ElHalta arrived at the Moab residence on Aug. 17, 2012, to help with the birth. Prosecutors believe she gave the mother Cytotec, which she was not licensed to administer and a drug that has risks with pregnant women.
By the evening of Aug. 18, the pregnant woman and her husband noticed that ElHalta's mood had changed and she seemed to be more anxious, according to court documents. ElHalta performed a vaginal exam that caused the mother "substantial pain" and told her that she was "breaking scar tissue" and "just moving things along," the charges state.
After nearly an hour of pushing, ElHalta could no longer detect any fetal heart tones.
"The defendant panicked and grabbed a medical device referred to as a 'vacuum,'" which ElHalta was not licensed to use, according to charging documents. She said on Wednesday, however, she was trained to use the vacuum by the person who invented it.

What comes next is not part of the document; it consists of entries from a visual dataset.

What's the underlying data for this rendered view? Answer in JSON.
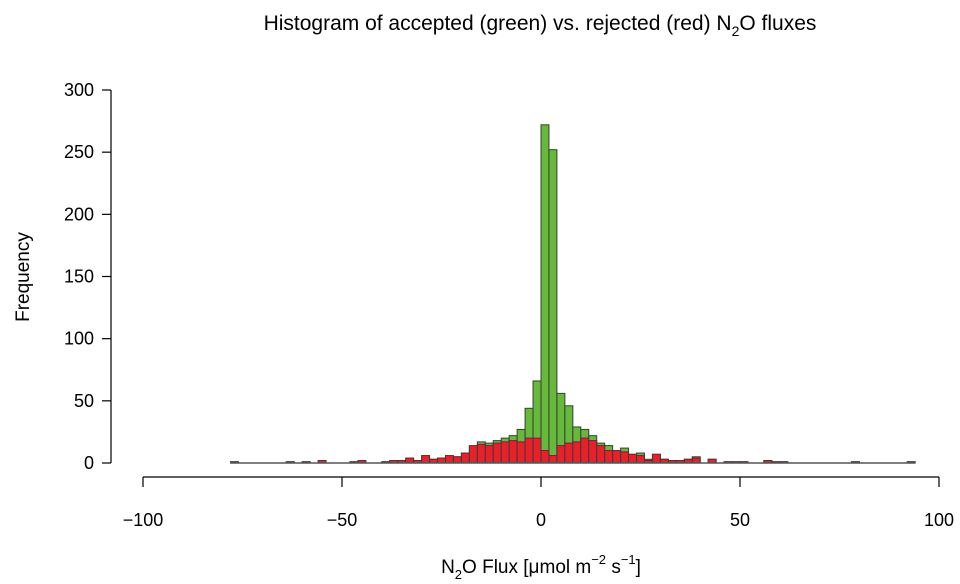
{
  "chart_data": {
    "type": "bar",
    "title_parts": [
      "Histogram of accepted (green) vs. rejected (red) N",
      "2",
      "O fluxes"
    ],
    "xlabel_parts": [
      "N",
      "2",
      "O Flux [μmol m",
      "−2",
      " s",
      "−1",
      "]"
    ],
    "ylabel": "Frequency",
    "xlim": [
      -100,
      100
    ],
    "ylim": [
      0,
      300
    ],
    "x_ticks": [
      -100,
      -50,
      0,
      50,
      100
    ],
    "x_tick_labels": [
      "−100",
      "−50",
      "0",
      "50",
      "100"
    ],
    "y_ticks": [
      0,
      50,
      100,
      150,
      200,
      250,
      300
    ],
    "y_tick_labels": [
      "0",
      "50",
      "100",
      "150",
      "200",
      "250",
      "300"
    ],
    "bin_width": 2,
    "series": [
      {
        "color": "#66b93b",
        "bins": [
          [
            -78,
            -76,
            1
          ],
          [
            -64,
            -62,
            1
          ],
          [
            -60,
            -58,
            1
          ],
          [
            -56,
            -54,
            1
          ],
          [
            -48,
            -46,
            1
          ],
          [
            -46,
            -44,
            1
          ],
          [
            -40,
            -38,
            1
          ],
          [
            -38,
            -36,
            2
          ],
          [
            -36,
            -34,
            2
          ],
          [
            -34,
            -32,
            3
          ],
          [
            -32,
            -30,
            2
          ],
          [
            -30,
            -28,
            5
          ],
          [
            -28,
            -26,
            3
          ],
          [
            -26,
            -24,
            4
          ],
          [
            -24,
            -22,
            5
          ],
          [
            -22,
            -20,
            5
          ],
          [
            -20,
            -18,
            8
          ],
          [
            -18,
            -16,
            13
          ],
          [
            -16,
            -14,
            17
          ],
          [
            -14,
            -12,
            16
          ],
          [
            -12,
            -10,
            18
          ],
          [
            -10,
            -8,
            20
          ],
          [
            -8,
            -6,
            22
          ],
          [
            -6,
            -4,
            27
          ],
          [
            -4,
            -2,
            44
          ],
          [
            -2,
            0,
            66
          ],
          [
            0,
            2,
            272
          ],
          [
            2,
            4,
            252
          ],
          [
            4,
            6,
            56
          ],
          [
            6,
            8,
            46
          ],
          [
            8,
            10,
            29
          ],
          [
            10,
            12,
            27
          ],
          [
            12,
            14,
            22
          ],
          [
            14,
            16,
            16
          ],
          [
            16,
            18,
            14
          ],
          [
            18,
            20,
            10
          ],
          [
            20,
            22,
            12
          ],
          [
            22,
            24,
            7
          ],
          [
            24,
            26,
            8
          ],
          [
            26,
            28,
            3
          ],
          [
            28,
            30,
            7
          ],
          [
            30,
            32,
            3
          ],
          [
            32,
            34,
            2
          ],
          [
            34,
            36,
            2
          ],
          [
            36,
            38,
            3
          ],
          [
            38,
            40,
            5
          ],
          [
            42,
            44,
            3
          ],
          [
            46,
            48,
            1
          ],
          [
            48,
            50,
            1
          ],
          [
            50,
            52,
            1
          ],
          [
            56,
            58,
            2
          ],
          [
            58,
            60,
            1
          ],
          [
            60,
            62,
            1
          ],
          [
            78,
            80,
            1
          ],
          [
            92,
            94,
            1
          ]
        ]
      },
      {
        "color": "#e8202a",
        "bins": [
          [
            -78,
            -76,
            1
          ],
          [
            -64,
            -62,
            1
          ],
          [
            -60,
            -58,
            1
          ],
          [
            -56,
            -54,
            2
          ],
          [
            -48,
            -46,
            1
          ],
          [
            -46,
            -44,
            2
          ],
          [
            -40,
            -38,
            1
          ],
          [
            -38,
            -36,
            2
          ],
          [
            -36,
            -34,
            2
          ],
          [
            -34,
            -32,
            4
          ],
          [
            -32,
            -30,
            2
          ],
          [
            -30,
            -28,
            6
          ],
          [
            -28,
            -26,
            3
          ],
          [
            -26,
            -24,
            4
          ],
          [
            -24,
            -22,
            6
          ],
          [
            -22,
            -20,
            5
          ],
          [
            -20,
            -18,
            8
          ],
          [
            -18,
            -16,
            14
          ],
          [
            -16,
            -14,
            15
          ],
          [
            -14,
            -12,
            14
          ],
          [
            -12,
            -10,
            16
          ],
          [
            -10,
            -8,
            17
          ],
          [
            -8,
            -6,
            18
          ],
          [
            -6,
            -4,
            17
          ],
          [
            -4,
            -2,
            20
          ],
          [
            -2,
            0,
            20
          ],
          [
            0,
            2,
            10
          ],
          [
            2,
            4,
            6
          ],
          [
            4,
            6,
            14
          ],
          [
            6,
            8,
            16
          ],
          [
            8,
            10,
            17
          ],
          [
            10,
            12,
            20
          ],
          [
            12,
            14,
            18
          ],
          [
            14,
            16,
            14
          ],
          [
            16,
            18,
            10
          ],
          [
            18,
            20,
            10
          ],
          [
            20,
            22,
            9
          ],
          [
            22,
            24,
            7
          ],
          [
            24,
            26,
            6
          ],
          [
            26,
            28,
            2
          ],
          [
            28,
            30,
            7
          ],
          [
            30,
            32,
            3
          ],
          [
            32,
            34,
            2
          ],
          [
            34,
            36,
            2
          ],
          [
            36,
            38,
            3
          ],
          [
            38,
            40,
            4
          ],
          [
            42,
            44,
            3
          ],
          [
            46,
            48,
            1
          ],
          [
            48,
            50,
            1
          ],
          [
            50,
            52,
            1
          ],
          [
            56,
            58,
            2
          ],
          [
            58,
            60,
            1
          ],
          [
            60,
            62,
            1
          ],
          [
            78,
            80,
            1
          ],
          [
            92,
            94,
            1
          ]
        ]
      }
    ]
  }
}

When she pulled the infant out, the newborn was blue and not breathing. ElHalta called 911 and told the parents to "pray to whatever God they believed in," court records state.

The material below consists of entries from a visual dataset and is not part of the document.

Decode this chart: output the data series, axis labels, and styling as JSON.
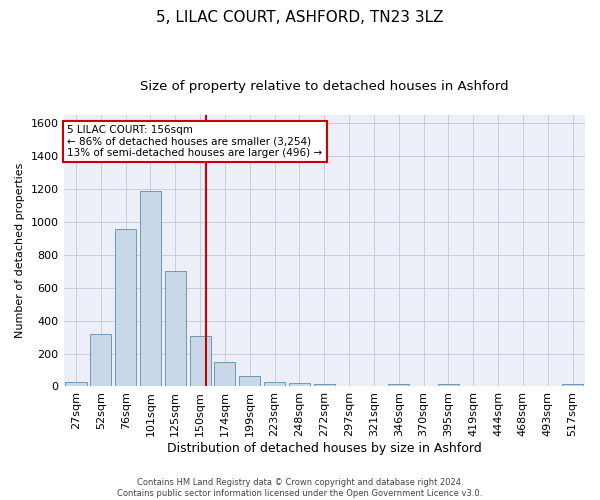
{
  "title": "5, LILAC COURT, ASHFORD, TN23 3LZ",
  "subtitle": "Size of property relative to detached houses in Ashford",
  "xlabel": "Distribution of detached houses by size in Ashford",
  "ylabel": "Number of detached properties",
  "categories": [
    "27sqm",
    "52sqm",
    "76sqm",
    "101sqm",
    "125sqm",
    "150sqm",
    "174sqm",
    "199sqm",
    "223sqm",
    "248sqm",
    "272sqm",
    "297sqm",
    "321sqm",
    "346sqm",
    "370sqm",
    "395sqm",
    "419sqm",
    "444sqm",
    "468sqm",
    "493sqm",
    "517sqm"
  ],
  "values": [
    30,
    320,
    960,
    1190,
    700,
    305,
    150,
    65,
    30,
    20,
    15,
    5,
    0,
    12,
    0,
    12,
    0,
    0,
    0,
    0,
    12
  ],
  "bar_color": "#c8d8e8",
  "bar_edge_color": "#5b8db0",
  "grid_color": "#c8cce0",
  "background_color": "#eceef8",
  "annotation_line1": "5 LILAC COURT: 156sqm",
  "annotation_line2": "← 86% of detached houses are smaller (3,254)",
  "annotation_line3": "13% of semi-detached houses are larger (496) →",
  "annotation_box_color": "#ffffff",
  "annotation_box_edge": "#cc0000",
  "vline_x": 5.24,
  "vline_color": "#cc0000",
  "ylim": [
    0,
    1650
  ],
  "yticks": [
    0,
    200,
    400,
    600,
    800,
    1000,
    1200,
    1400,
    1600
  ],
  "footer": "Contains HM Land Registry data © Crown copyright and database right 2024.\nContains public sector information licensed under the Open Government Licence v3.0.",
  "title_fontsize": 11,
  "subtitle_fontsize": 9.5,
  "ylabel_fontsize": 8,
  "xlabel_fontsize": 9,
  "tick_fontsize": 8,
  "annotation_fontsize": 7.5,
  "footer_fontsize": 6
}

The newborn was taken first to Moab Regional Hospital and then flown to Primary Children's Medical Center. The infant died Aug. 25 from lack of oxygen to the brain.
"The high-risk delivery should not have been attempted at home," the charges state.
After the infant was taken to Moab Regional, the mother complained of feeling very hot. She soon began bleeding very heavily, according to court records. ElHalta again administered prescription medication and attempted to suture the mother, though she was not certified to do either, according to prosecutors.
When the mother was taken to the hospital, ElHalta did not accompany her, and doctors did not know what drugs she had been given and had no information on the recent delivery, according to the charges.
"When the mother arrived, she was pale, confused, not alert or oriented and had unintelligible speech," charges state. "Medical professionals observed profound trauma to the mother's vaginal area, resulting from the defendant's use of the vacuum, that caused such severe bleeding that the mother would have died had there been additional delay transporting her to the hospital."
ElHalta has published several articles about being a midwife. She claims to have delivered more than 3,000 babies all around the world in 40 years of work, the most recent being Monday.
"I'm not a monster. I'm just a grandmother," she said Wednesday outside her Eagle Mountain home.
ElHalta claims to have a good relationship with the mother and her family. She said she did not consider the birth to be high-risk. ElHalta adamantly denied Wednesday doing anything wrong.
She admitted her midwife certification was revoked following a 2003 wrongful death suit in Michigan that was settled out of court. ElHalta declined to go into detail about what happened in that case.
According to the North American Registry of Midwives Board, a person who has their certification rejected "may no longer refer to themselves as a NARM CPM, Certified Professional Midwife, or CPM, and are advised to honestly and responsibly inform current and prospective clients that their CPM credential has been revoked. A midwife whose CPM is revoked is prohibited from serving as preceptor for NARM certification applicants."
Former state Rep. Holly Richardson, a midwife of 14 years, played a key role in getting the Utah Legislature to pass a law in 2005 that set up guidelines for certifying lay midwives. With certification, midwives in Utah may administer a limited number of prescription drugs and perform certain prenatal care duties.
Midwives can still be unlicensed in Utah and legally assist with a delivery, Richardson said. But those births are typically very natural. In the case of the Moab mother, Richardson said, ElHalta should never have attempted to deliver the baby outside a hospital.3 comments on this story
"She absolutely acted out of that scope. If these allegations are true, that she was using a vacuum extractor at home, there's no midwife anywhere in the country that would use a vacuum extractor. It's totally inappropriate," she said. "All the midwives I personally have ever worked with or know would have said, 'I cannot take you as a client. You are too high risk.'"
The court issued a summons for ElHalta to make an initial appearance in court on July 9.